“Our forecast accuracy is fine on paper, but nobody trusts the plan” is a sentence we hear in almost every demand-planning review. It is a more honest description of the problem than the accuracy metric suggests. A demand plan rarely fails in a single bad month. It drifts - cycle after cycle - until the number on the screen and the number people actually use to make decisions are two different things. By then the statistical engine is beside the point; the operating habits around it have decided the outcome.
1. The baseline is a model, not a number
When a demand planner opens the cycle to a single baseline figure with no visible assumptions behind it, every conversation that follows is an argument about opinions. A baseline that exposes its components - the statistical signal, the seasonality applied, the events layered on, the manual adjustments and who made them - turns the same conversation into a review of assumptions. The drift starts the moment the baseline becomes a black box, because a number you cannot interrogate is a number you quietly replace with your own.

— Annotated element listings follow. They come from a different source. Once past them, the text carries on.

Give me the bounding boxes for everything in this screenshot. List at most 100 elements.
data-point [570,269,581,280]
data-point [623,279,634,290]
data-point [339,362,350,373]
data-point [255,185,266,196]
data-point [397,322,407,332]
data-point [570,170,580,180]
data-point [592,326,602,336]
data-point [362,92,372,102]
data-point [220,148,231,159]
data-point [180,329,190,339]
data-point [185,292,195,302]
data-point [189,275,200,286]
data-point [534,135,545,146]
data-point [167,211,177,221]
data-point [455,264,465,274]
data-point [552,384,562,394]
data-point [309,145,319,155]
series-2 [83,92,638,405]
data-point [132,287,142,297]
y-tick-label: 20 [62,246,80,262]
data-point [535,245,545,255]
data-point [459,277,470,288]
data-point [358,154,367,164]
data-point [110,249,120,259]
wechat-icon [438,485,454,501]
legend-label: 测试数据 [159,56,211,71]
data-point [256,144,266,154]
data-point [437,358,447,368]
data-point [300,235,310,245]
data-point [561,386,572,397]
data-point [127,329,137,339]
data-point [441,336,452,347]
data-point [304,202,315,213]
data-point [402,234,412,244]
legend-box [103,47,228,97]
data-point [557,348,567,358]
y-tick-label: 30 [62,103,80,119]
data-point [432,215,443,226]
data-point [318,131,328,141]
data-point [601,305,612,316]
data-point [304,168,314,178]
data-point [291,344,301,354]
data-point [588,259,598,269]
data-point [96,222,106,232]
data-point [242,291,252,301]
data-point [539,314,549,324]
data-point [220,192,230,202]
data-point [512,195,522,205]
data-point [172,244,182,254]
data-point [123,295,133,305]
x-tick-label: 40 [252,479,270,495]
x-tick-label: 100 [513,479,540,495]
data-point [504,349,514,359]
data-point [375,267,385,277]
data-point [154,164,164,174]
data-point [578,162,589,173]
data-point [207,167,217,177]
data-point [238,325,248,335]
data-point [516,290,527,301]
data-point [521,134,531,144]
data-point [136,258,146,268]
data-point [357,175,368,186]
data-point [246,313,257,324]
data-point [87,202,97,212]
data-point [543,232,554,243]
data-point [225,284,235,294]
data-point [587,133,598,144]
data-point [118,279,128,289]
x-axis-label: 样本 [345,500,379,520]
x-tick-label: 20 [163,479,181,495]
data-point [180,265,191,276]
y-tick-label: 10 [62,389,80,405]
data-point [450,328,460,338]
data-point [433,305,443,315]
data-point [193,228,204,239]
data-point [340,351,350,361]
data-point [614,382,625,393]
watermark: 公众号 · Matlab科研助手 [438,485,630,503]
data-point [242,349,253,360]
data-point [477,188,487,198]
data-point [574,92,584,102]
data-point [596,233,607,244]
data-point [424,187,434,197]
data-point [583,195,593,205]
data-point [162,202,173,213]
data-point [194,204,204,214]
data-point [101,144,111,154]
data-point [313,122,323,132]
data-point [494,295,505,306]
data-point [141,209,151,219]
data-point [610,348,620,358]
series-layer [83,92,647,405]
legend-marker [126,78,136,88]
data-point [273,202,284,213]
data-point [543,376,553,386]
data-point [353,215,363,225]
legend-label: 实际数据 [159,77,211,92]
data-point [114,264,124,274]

The fix is not a better algorithm. It is making the baseline legible: a clear separation between the unadjusted statistical forecast and everything humans have done to it, so that the size and direction of human intervention is visible at all times.

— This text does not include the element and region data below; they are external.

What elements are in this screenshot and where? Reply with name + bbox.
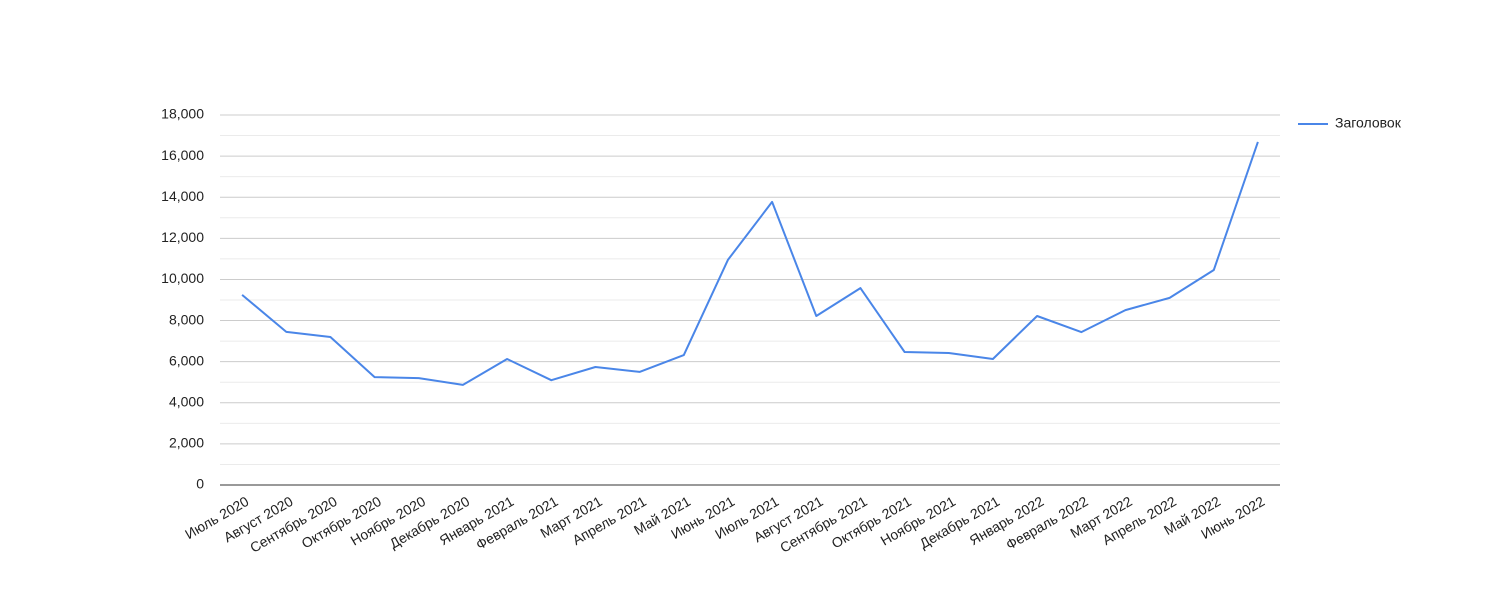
y-tick-label: 16,000 [161,147,204,163]
y-tick-label: 6,000 [169,352,204,368]
y-tick-label: 2,000 [169,435,204,451]
y-tick-label: 10,000 [161,270,204,286]
y-tick-label: 14,000 [161,188,204,204]
y-tick-label: 12,000 [161,229,204,245]
y-tick-label: 0 [196,476,204,492]
legend-label: Заголовок [1335,115,1402,131]
y-tick-label: 8,000 [169,311,204,327]
line-series [241,141,1259,386]
y-tick-label: 4,000 [169,393,204,409]
y-tick-label: 18,000 [161,106,204,122]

2. Every override needs an owner and a reason
Overrides are not the enemy - unaccountable overrides are. In most estates we audit, a large share of manual adjustments have no recorded rationale and no named owner, and a meaningful fraction make accuracy worse than the untouched baseline would have been. Nobody knows this, because nobody measures the value an override actually added.
A demand plan stays honest when every adjustment carries two things: a reason code and a person. That single discipline lets you do the one analysis that changes behaviour - comparing forecast error with and without human intervention, by owner and by reason. Once planners can see which of their habits help and which hurt, the bad overrides quietly stop on their own.
3. Consensus is a challenge process, not a sign-off
The consensus meeting is where drift is supposed to be corrected and is most often ratified instead. When sales, marketing and supply each bring their own number and the meeting averages them into a figure everyone can live with, the plan becomes a negotiated truce rather than a best estimate. Truces are stable and usually wrong.
A consensus step earns its place only when it is set up to challenge: one baseline as the starting point, each proposed change argued against it with evidence, and disagreements resolved by assumption rather than by splitting the difference. The test of a healthy consensus process is simple - if it never moves the number, it is theatre; if it moves the number without a recorded reason, it is the drift.
4. Measure bias before you measure error
Most teams track error - MAPE, WMAPE - and stop there. Error tells you how far off you were; it does not tell you whether you are structurally optimistic or pessimistic. Bias does, and bias is what compounds. A plan that is consistently 6% high will overstock the whole network quarter after quarter, and no amount of error reduction will surface that pattern. Tracking bias by product family and by planner is the early-warning system that catches drift while it is still small enough to correct cheaply.
Where to start
- Make the baseline legible: separate the statistical signal from every human adjustment, and show the gap.
- Require a reason code and an owner on every override - then report error with and without intervention.
- Reframe consensus as a challenge against one baseline, not an average of several.
- Put bias next to error on every dashboard, split by family and by planner.
None of this requires new tooling - it is achievable inside any serious planning platform, Anaplan included, and most of it is configuration and operating discipline rather than data science. A focused engagement to instrument these four habits usually runs four to six weeks. The payoff is not a one-off accuracy gain; it is a plan that stops drifting between the cycles, which is where the trust - and the inventory - actually lives.